Speed-Dating (Tony Herbert): Hugh O'Conor, Emma Choy, Don Wycherley, Dawn Bradfield, Charlotte Bradley Running time: 85 minutes .
THIS homegrown turkey comes with a thick slice of ham, courtesy of many fine Irish actors who really should know better. It is so over-acted in places you wonder if it's pantomime. But Oh No It Isn't. It stars Hugh O'Conor as James Van Der Bexton, a billionaire's son and compulsive speed dater who can't get a girlfriend because a broken heart has turned him into an insincere liar.
He begins stalking a mysterious woman he spies in a bar. Turns out she's an international drugs smuggler; but he bangs his head and loses his memory. He wakes up in hospital under the sweet gaze of nurse Susan (Emma Choy) and a pair of suspicious detectives (Don Wycherley and Luke Griffin). Soon enough he rediscovers his true self. The script is muddle-headed and witless, a blend of comedy caper and crime that is neither funny nor dangerous and less entertaining than banging your own head and forgetting you ever saw it.
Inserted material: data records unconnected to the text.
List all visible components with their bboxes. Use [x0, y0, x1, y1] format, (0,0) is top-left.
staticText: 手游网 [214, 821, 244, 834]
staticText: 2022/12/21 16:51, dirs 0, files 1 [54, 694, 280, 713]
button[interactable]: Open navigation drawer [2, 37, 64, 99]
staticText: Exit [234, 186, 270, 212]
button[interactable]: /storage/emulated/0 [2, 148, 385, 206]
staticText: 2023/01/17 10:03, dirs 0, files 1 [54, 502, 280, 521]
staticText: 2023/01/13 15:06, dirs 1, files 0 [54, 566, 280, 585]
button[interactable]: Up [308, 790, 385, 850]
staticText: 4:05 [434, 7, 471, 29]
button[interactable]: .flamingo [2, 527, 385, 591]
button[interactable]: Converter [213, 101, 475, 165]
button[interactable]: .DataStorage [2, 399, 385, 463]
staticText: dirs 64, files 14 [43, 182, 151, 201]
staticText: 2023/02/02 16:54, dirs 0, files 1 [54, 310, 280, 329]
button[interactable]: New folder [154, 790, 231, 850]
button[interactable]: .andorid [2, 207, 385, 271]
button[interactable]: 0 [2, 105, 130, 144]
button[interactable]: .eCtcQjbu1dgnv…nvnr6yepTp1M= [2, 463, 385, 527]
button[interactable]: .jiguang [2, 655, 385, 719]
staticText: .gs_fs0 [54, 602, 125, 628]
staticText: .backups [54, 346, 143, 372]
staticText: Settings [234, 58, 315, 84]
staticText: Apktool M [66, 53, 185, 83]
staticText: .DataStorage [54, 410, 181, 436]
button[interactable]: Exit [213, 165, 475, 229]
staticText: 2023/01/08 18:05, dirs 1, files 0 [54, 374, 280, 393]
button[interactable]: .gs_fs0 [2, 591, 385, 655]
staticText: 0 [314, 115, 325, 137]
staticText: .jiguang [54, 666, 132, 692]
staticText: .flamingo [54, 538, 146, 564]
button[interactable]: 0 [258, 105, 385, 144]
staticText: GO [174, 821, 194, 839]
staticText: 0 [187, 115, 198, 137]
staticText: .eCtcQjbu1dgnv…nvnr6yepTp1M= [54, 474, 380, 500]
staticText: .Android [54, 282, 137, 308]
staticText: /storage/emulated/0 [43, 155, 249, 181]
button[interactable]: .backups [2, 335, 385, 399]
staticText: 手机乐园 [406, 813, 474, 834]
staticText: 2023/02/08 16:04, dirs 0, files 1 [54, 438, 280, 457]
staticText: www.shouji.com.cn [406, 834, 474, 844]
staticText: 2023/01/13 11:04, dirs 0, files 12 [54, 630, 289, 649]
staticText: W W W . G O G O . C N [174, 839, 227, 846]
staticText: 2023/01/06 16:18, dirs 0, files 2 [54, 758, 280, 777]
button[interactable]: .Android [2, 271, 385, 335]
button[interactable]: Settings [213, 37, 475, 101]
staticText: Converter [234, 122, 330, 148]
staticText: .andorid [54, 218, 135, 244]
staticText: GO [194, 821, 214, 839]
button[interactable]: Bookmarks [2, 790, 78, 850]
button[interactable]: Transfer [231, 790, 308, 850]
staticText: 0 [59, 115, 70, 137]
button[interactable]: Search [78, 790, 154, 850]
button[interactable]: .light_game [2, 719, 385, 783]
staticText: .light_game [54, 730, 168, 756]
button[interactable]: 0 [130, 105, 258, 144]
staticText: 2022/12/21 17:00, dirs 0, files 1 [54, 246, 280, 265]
Pathfinder: legend of the Ghost Warrior (Marcus Nispel) Karl Urban, Moon Bloodgood, Russell Means, Clancy Brown, Gunnar Jay Tavare.Running time: 99 minutes..
THE Vikings are coming, and they haven't got a script! Hide!
This virtually dialogue-free, violent action adventure set in the middle ages seems to have gone from five-second pitch to production without anybody putting even a word on paper first. It tells the story of a Viking boy shipwrecked on north American shores and reared by Wampanoag Tribe. When the Vikings return 15 years later for a bit of pillage and plunder (now we know what hairy heavy metallers Lordi did after they won the Eurovision) the nowgrown up Ghost (a saturnine Karl Urban) is determined to save his adopted tribe. It's directed with nothing but gruesome, unrelenting force by Marcus Nispel, who previously remade the Texas Chainsaw Massacre.